Gilles Simeoni a gagné dimanche 30 mars les élections municipales à Bastia, en battant nettement le candidat de gauche Jean Zuccarelli. Le candidat nationaliste a obtenu 55,4% des voix contre 44,6% à Jean Zuccarelli, qui conduisait une liste PRG-PCF.
Premier maire nationaliste d'une grande ville corse, l'avocat Gilles Simeoni, 46 ans, est un militant passionné prônant le dialogue et l'ouverture pour la défense de l'île, de son peuple, son patrimoine, sa langue et sa culture.
"Mon père ne m'a pas fait d'autre legs que son engagement pour la Corse", aime à rappeler le fils du patriarche du nationalisme insulaire, Edmond Simeoni, figure emblématique du renouveau du mouvement national depuis la fin des années 1960.
Tombeur de la dynastie Zuccarelli, du nom du maire sortant Emile Zuccarelli, auquel son fils Jean a tenté de succéder à la mairie tenue par la famille depuis plus d'un siècle, Gilles Simeoni s'est souvent vu reprocher sa filiation par ses adversaires. Athlétique et souriant, ce grand sportif élancé et élégant, père de trois enfants, très attentif aux autres rappelle encore n'avoir eu "droit pour héritage qu'aux visites au parloir de la prison de la Santé" durant son adolescence.
Son père, médecin et fondateur, en 1967, de l'Action régionaliste corse, avait été incarcéré à Paris après sa condamnation à 5 ans de prison par la cour de sûreté de l'Etat pour l'occupation, en 1976, d'une cave viticole à Aleria dont les propriétaires pieds-noirs étaient accusés de malversations. Cette opération fut l'acte fondateur du nationalisme contemporain.
Né le 20 avril 1967, Gilles Simeoni baigna donc tout jeune dans une ambiance militante, avec un oncle, Max, frère d'Edmond et médecin comme lui, également emprisonné pour ses idées nationalistes, et une mère, dentiste d'origine alsacienne, ancienne communiste. Etudiant en droit et en sciences politiques à Corte et Aix-en-Provence et militant au syndicat des étudiants corses, le nouveau maire de Bastia est titulaire d'une maîtrise de droit et d'un doctorat de sciences politiques.
Contre le clanisme et le clientélisme
Ses études achevées, il s'installe comme avocat à Bastia.
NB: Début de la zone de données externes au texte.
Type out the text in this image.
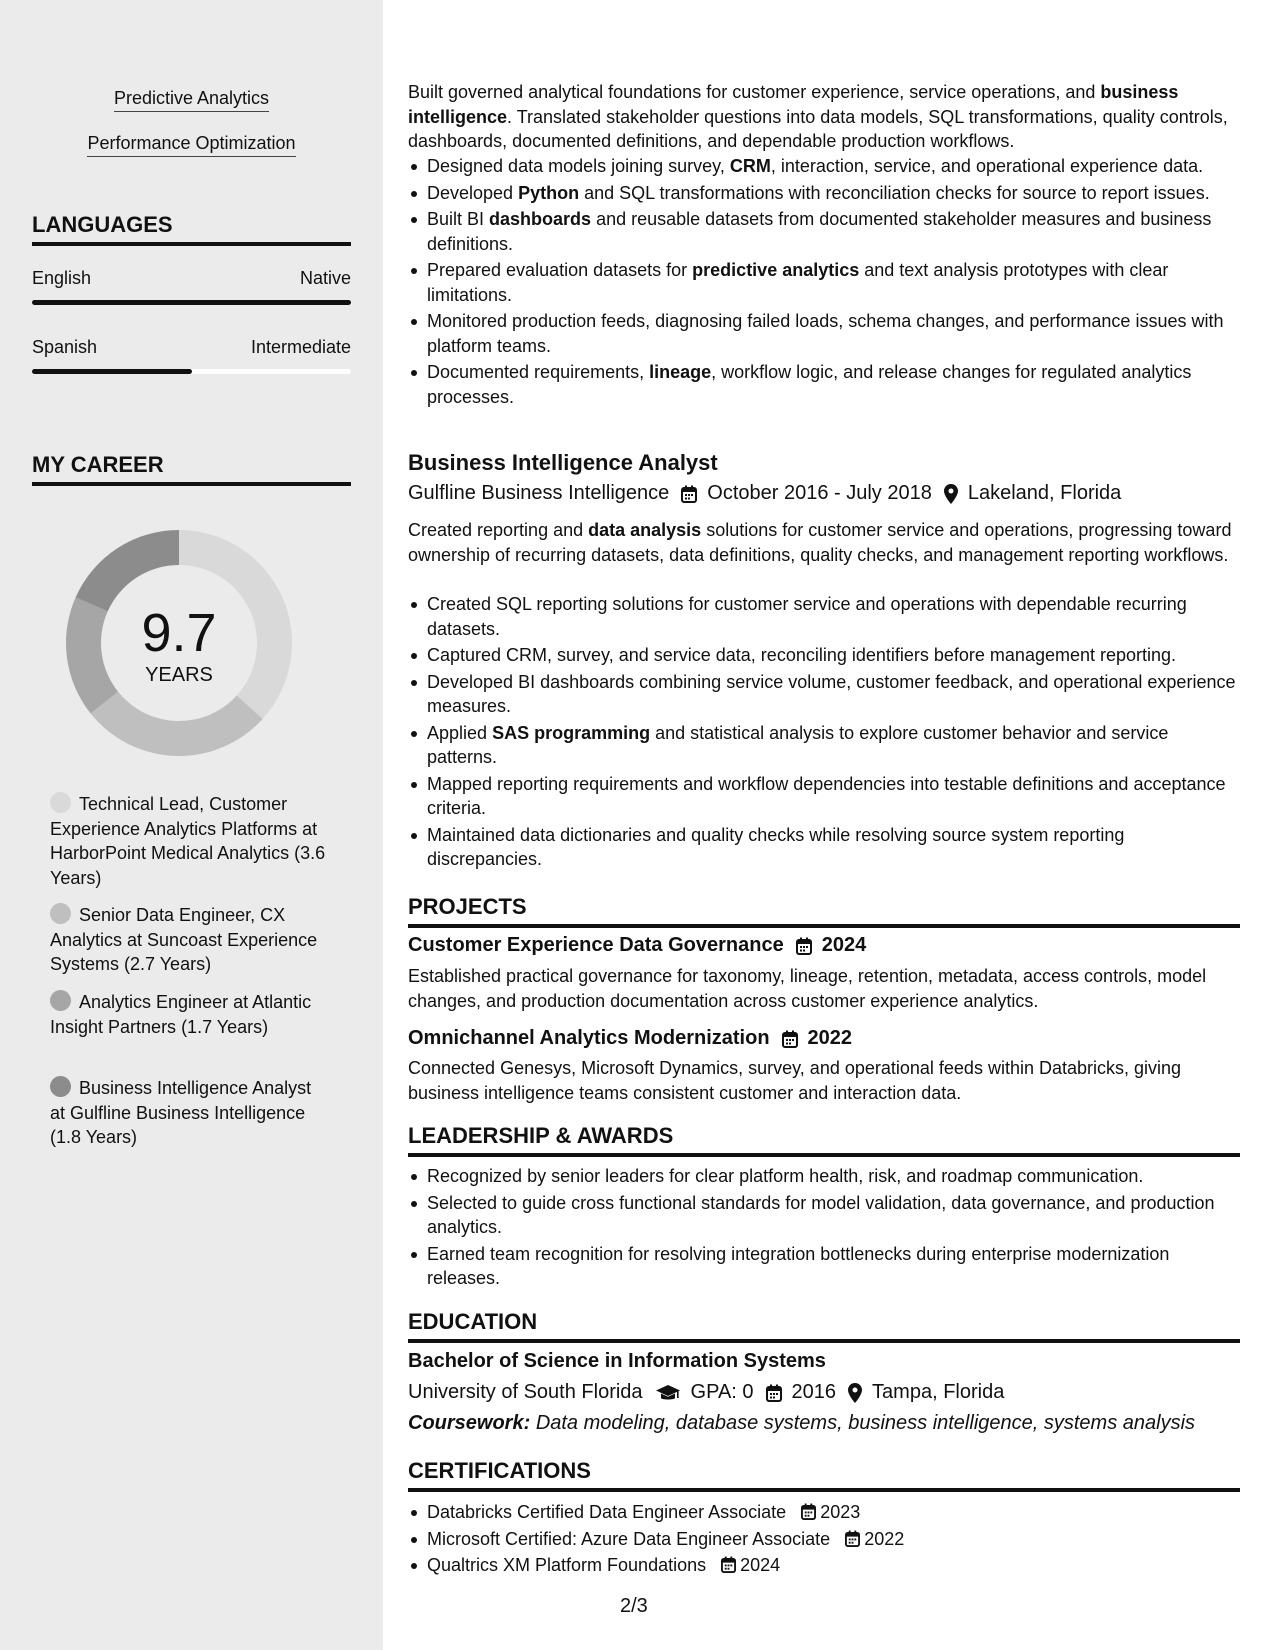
Predictive Analytics
Performance Optimization
LANGUAGES
English	Native
Spanish	Intermediate
MY CAREER
9.7
YEARS
Technical Lead, Customer Experience Analytics Platforms at HarborPoint Medical Analytics (3.6 Years)
Senior Data Engineer, CX Analytics at Suncoast Experience Systems (2.7 Years)
Analytics Engineer at Atlantic Insight Partners (1.7 Years)
Business Intelligence Analyst at Gulfline Business Intelligence (1.8 Years)

Built governed analytical foundations for customer experience, service operations, and business intelligence. Translated stakeholder questions into data models, SQL transformations, quality controls, dashboards, documented definitions, and dependable production workflows.

Designed data models joining survey, CRM, interaction, service, and operational experience data.
Developed Python and SQL transformations with reconciliation checks for source to report issues.
Built BI dashboards and reusable datasets from documented stakeholder measures and business definitions.
Prepared evaluation datasets for predictive analytics and text analysis prototypes with clear limitations.
Monitored production feeds, diagnosing failed loads, schema changes, and performance issues with platform teams.
Documented requirements, lineage, workflow logic, and release changes for regulated analytics processes.
Business Intelligence Analyst
Gulfline Business Intelligence October 2016 - July 2018 Lakeland, Florida

Created reporting and data analysis solutions for customer service and operations, progressing toward ownership of recurring datasets, data definitions, quality checks, and management reporting workflows.

Created SQL reporting solutions for customer service and operations with dependable recurring datasets.
Captured CRM, survey, and service data, reconciling identifiers before management reporting.
Developed BI dashboards combining service volume, customer feedback, and operational experience measures.
Applied SAS programming and statistical analysis to explore customer behavior and service patterns.
Mapped reporting requirements and workflow dependencies into testable definitions and acceptance criteria.
Maintained data dictionaries and quality checks while resolving source system reporting discrepancies.
PROJECTS
Customer Experience Data Governance 2024

Established practical governance for taxonomy, lineage, retention, metadata, access controls, model changes, and production documentation across customer experience analytics.

Omnichannel Analytics Modernization 2022

Connected Genesys, Microsoft Dynamics, survey, and operational feeds within Databricks, giving business intelligence teams consistent customer and interaction data.

LEADERSHIP & AWARDS
Recognized by senior leaders for clear platform health, risk, and roadmap communication.
Selected to guide cross functional standards for model validation, data governance, and production analytics.
Earned team recognition for resolving integration bottlenecks during enterprise modernization releases.
EDUCATION
Bachelor of Science in Information Systems
University of South Florida GPA: 0 2016 Tampa, Florida
Coursework:
Data modeling, database systems, business intelligence, systems analysis
CERTIFICATIONS
Databricks Certified Data Engineer Associate 2023
Microsoft Certified: Azure Data Engineer Associate 2022
Qualtrics XM Platform Foundations 2024
2/3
Il défendra notamment Yvan Colonna, condamné à perpétuité pour l'assassinat du préfet Claude Erignac. Engagé dans le mouvement national, Gilles Simeoni se prononce rapidement contre la violence politique et pour la démocratie et vivra difficilement la guerre fratricide entre factions nationalistes du milieu des années 1990. Homme de dialogue et de consensus, partisan d'un "nationalisme d'ouverture", ce passionné de sports (boxe, course en montagne, football) et de littérature, se présente aux élections législatives en 2007.
Pourfendeur du clientélisme et du clanisme, tant à droite qu'à gauche, qui a mis la Corse en coupe réglée depuis des siècles, il créée la surprise en 2008, en arrivant deuxième avec 25% des voix aux municipales à Bastia, faisant entrer cinq nationalistes à la mairie.
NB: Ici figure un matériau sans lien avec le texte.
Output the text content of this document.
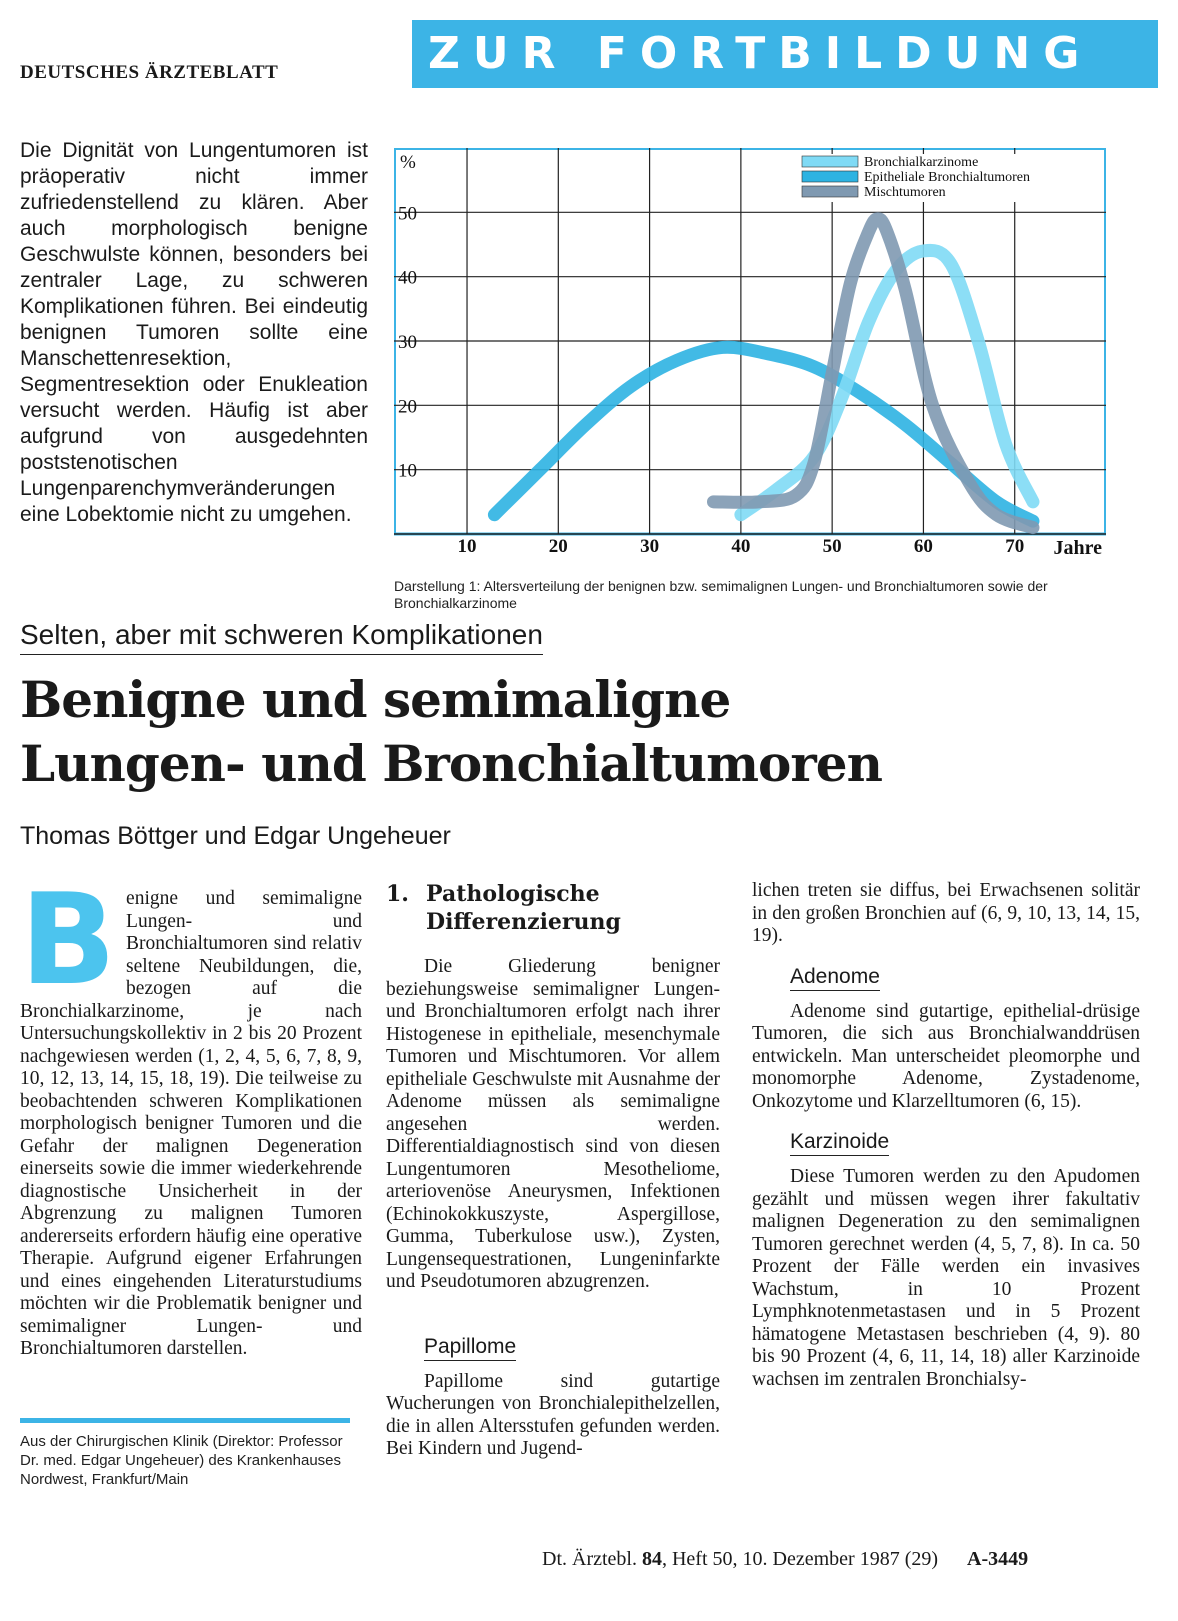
DEUTSCHES ÄRZTEBLATT	ZUR FORTBILDUNG

Die Dignität von Lungentumoren ist präoperativ nicht immer zufriedenstellend zu klären. Aber auch morphologisch benigne Geschwulste können, besonders bei zentraler Lage, zu schweren Komplikationen führen. Bei eindeutig benignen Tumoren sollte eine Manschettenresektion, Segmentresektion oder Enukleation versucht werden. Häufig ist aber aufgrund von ausgedehnten poststenotischen Lungenparenchymveränderungen eine Lobektomie nicht zu umgehen.

10
20
30
40
50
10	20	30	40	50	60	70
%
Jahre
Bronchialkarzinome
Epitheliale Bronchialtumoren
Mischtumoren

Darstellung 1: Altersverteilung der benignen bzw. semimalignen Lungen- und Bronchialtumoren sowie der Bronchialkarzinome

Selten, aber mit schweren Komplikationen
Benigne und semimaligne
Lungen- und Bronchialtumoren

Thomas Böttger und Edgar Ungeheuer

B enigne und semimaligne Lungen- und Bronchialtumoren sind relativ seltene Neubildungen, die, bezogen auf die Bronchialkarzinome, je nach Untersuchungskollektiv in 2 bis 20 Prozent nachgewiesen werden (1, 2, 4, 5, 6, 7, 8, 9, 10, 12, 13, 14, 15, 18, 19). Die teilweise zu beobachtenden schweren Komplikationen morphologisch benigner Tumoren und die Gefahr der malignen Degeneration einerseits sowie die immer wiederkehrende diagnostische Unsicherheit in der Abgrenzung zu malignen Tumoren andererseits erfordern häufig eine operative Therapie. Aufgrund eigener Erfahrungen und eines eingehenden Literaturstudiums möchten wir die Problematik benigner und semimaligner Lungen- und Bronchialtumoren darstellen.

1. Pathologische Differenzierung

Die Gliederung benigner beziehungsweise semimaligner Lungen- und Bronchialtumoren erfolgt nach ihrer Histogenese in epitheliale, mesenchymale Tumoren und Mischtumoren. Vor allem epitheliale Geschwulste mit Ausnahme der Adenome müssen als semimaligne angesehen werden. Differentialdiagnostisch sind von diesen Lungentumoren Mesotheliome, arteriovenöse Aneurysmen, Infektionen (Echinokokkuszyste, Aspergillose, Gumma, Tuberkulose usw.), Zysten, Lungensequestrationen, Lungeninfarkte und Pseudotumoren abzugrenzen.

Papillome

Papillome sind gutartige Wucherungen von Bronchialepithelzellen, die in allen Altersstufen gefunden werden. Bei Kindern und Jugend-

lichen treten sie diffus, bei Erwachsenen solitär in den großen Bronchien auf (6, 9, 10, 13, 14, 15, 19).

Adenome

Adenome sind gutartige, epithelial-drüsige Tumoren, die sich aus Bronchialwanddrüsen entwickeln. Man unterscheidet pleomorphe und monomorphe Adenome, Zystadenome, Onkozytome und Klarzelltumoren (6, 15).

Karzinoide

Diese Tumoren werden zu den Apudomen gezählt und müssen wegen ihrer fakultativ malignen Degeneration zu den semimalignen Tumoren gerechnet werden (4, 5, 7, 8). In ca. 50 Prozent der Fälle werden ein invasives Wachstum, in 10 Prozent Lymphknotenmetastasen und in 5 Prozent hämatogene Metastasen beschrieben (4, 9). 80 bis 90 Prozent (4, 6, 11, 14, 18) aller Karzinoide wachsen im zentralen Bronchialsy-

Aus der Chirurgischen Klinik (Direktor: Professor Dr. med. Edgar Ungeheuer) des Krankenhauses Nordwest, Frankfurt/Main

Dt. Ärztebl. 84, Heft 50, 10. Dezember 1987 (29) A-3449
Deux ans plus tard, il prend la tête d'une coalition de plusieurs plusieurs partis opposés à l'action armée clandestine qualifiée de nationaliste modérée, Femu a Corsica (Faisons la Corse) qui obtient onze sièges (sur 51) à l'Assemblée de Corse.
Labourant inlassablement le terrain bastiais ces dernières années, il a de nouveau pratiqué l'ouverture en ralliant au second tour des municipales les deux candidats de gauche et de droite arrivés derrière lui au premier tour pour faire tomber la citadelle bastiaise, fief des radicaux de gauche et des communistes depuis presque cinquante ans.